Intrinsic Evidence for Interpretation:
- Evidence for a Broader Interpretation: The patent does not define the precise mechanism of trapping. It could be argued that any system which receives an "open" command and, in response, initiates a decryption workflow without further user intervention is "trapping" the command in a functional sense.
- Evidence for a Narrower Interpretation: The specification describes the process as the "crypto server 330 traps this event (step 425)" after a command is "translated into an 'event' (step 420)" (’626 Patent, col. 8:51-54). This language, particularly the use of "event," may be argued to imply a specific event-driven programming model or operating system-level interception, potentially limiting the claim to systems using such a mechanism.
VI. Other Allegations
- Indirect Infringement: The complaint makes a general allegation of induced infringement, stating that Defendants "committed and/or induced acts of patent infringement in this district" (Compl. ¶6). However, it does not plead specific facts to support the element of intent, such as referencing user manuals or marketing materials that instruct customers to use the accused product in an infringing manner.

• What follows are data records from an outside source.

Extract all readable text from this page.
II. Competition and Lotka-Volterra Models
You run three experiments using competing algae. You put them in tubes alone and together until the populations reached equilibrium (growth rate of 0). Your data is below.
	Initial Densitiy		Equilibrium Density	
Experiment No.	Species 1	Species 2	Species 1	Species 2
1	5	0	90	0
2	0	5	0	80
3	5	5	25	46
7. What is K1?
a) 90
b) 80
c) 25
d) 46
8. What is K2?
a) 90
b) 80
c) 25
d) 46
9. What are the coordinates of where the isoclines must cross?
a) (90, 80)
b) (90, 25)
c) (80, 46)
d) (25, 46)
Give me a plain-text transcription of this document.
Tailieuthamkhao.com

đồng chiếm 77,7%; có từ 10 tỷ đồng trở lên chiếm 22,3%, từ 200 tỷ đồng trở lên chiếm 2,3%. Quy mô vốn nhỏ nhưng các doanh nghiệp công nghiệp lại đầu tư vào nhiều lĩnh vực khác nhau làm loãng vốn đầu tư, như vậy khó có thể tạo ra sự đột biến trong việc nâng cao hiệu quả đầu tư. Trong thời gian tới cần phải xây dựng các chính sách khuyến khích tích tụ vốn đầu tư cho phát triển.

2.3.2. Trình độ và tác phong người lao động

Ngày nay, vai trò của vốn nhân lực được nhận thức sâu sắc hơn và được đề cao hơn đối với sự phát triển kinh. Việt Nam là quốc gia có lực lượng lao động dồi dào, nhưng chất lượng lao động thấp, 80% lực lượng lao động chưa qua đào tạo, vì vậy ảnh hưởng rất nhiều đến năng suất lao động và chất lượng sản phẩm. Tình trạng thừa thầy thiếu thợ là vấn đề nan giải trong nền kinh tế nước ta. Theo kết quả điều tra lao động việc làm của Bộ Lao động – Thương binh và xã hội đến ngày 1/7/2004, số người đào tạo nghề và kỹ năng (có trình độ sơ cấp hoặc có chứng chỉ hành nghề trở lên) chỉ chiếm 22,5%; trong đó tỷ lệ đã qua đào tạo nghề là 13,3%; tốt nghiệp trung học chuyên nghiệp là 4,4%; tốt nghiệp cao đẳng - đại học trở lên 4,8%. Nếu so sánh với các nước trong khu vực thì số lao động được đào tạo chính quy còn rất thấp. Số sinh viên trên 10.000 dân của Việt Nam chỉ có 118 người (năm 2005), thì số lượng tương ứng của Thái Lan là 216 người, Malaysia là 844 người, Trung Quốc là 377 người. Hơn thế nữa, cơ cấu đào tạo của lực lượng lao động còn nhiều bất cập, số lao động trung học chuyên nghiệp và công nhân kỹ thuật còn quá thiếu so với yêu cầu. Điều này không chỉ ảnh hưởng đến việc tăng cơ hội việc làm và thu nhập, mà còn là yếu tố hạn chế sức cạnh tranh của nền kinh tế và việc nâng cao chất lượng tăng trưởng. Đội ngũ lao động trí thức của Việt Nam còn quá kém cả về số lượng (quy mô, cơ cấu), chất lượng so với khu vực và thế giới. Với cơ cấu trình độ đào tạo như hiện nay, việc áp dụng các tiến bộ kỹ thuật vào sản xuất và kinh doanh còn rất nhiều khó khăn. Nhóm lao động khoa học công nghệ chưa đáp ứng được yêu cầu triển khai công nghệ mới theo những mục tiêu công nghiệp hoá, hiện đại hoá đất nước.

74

- Willful Infringement: The complaint alleges willfulness based on pre-suit knowledge. It specifically pleads that "BlackBerry was made aware of the ’626 Patent at least as early as April 17, 2015, when counsel for Plaintiff notified counsel for BlackBerry of the pending claims that ultimate issued as the claims of the ’626 Patent" (Compl. ¶19).
VII. Analyst’s Conclusion: Key Questions for the Case
A central issue will be one of architectural mapping: Can the complaint demonstrate that the BlackBerry Enterprise Solution, a complex, multi-component system, embodies the specific client-server architecture of the patent? In particular, does it have a single "crypto server" component that "traps" I/O commands between a general-purpose application and a document management client, or does it achieve a similar result through a different, non-infringing design?
The case may turn on claim construction: The scope of the claims will hinge on the court's interpretation of terms like "crypto server" and "trapping." A key question will be whether these terms are given a broad, functional meaning or are narrowed to the specific software interception model described and illustrated in the patent's preferred embodiments.
A key evidentiary question will be one of operational proof: Given the high-level nature of the infringement allegations, the case will depend on whether discovery uncovers technical evidence showing the accused BlackBerry software actually operates in the step-by-step manner required by the claims, especially the sequence of trapping a command, determining decryption status, and automatically passing control as recited in Claim 7.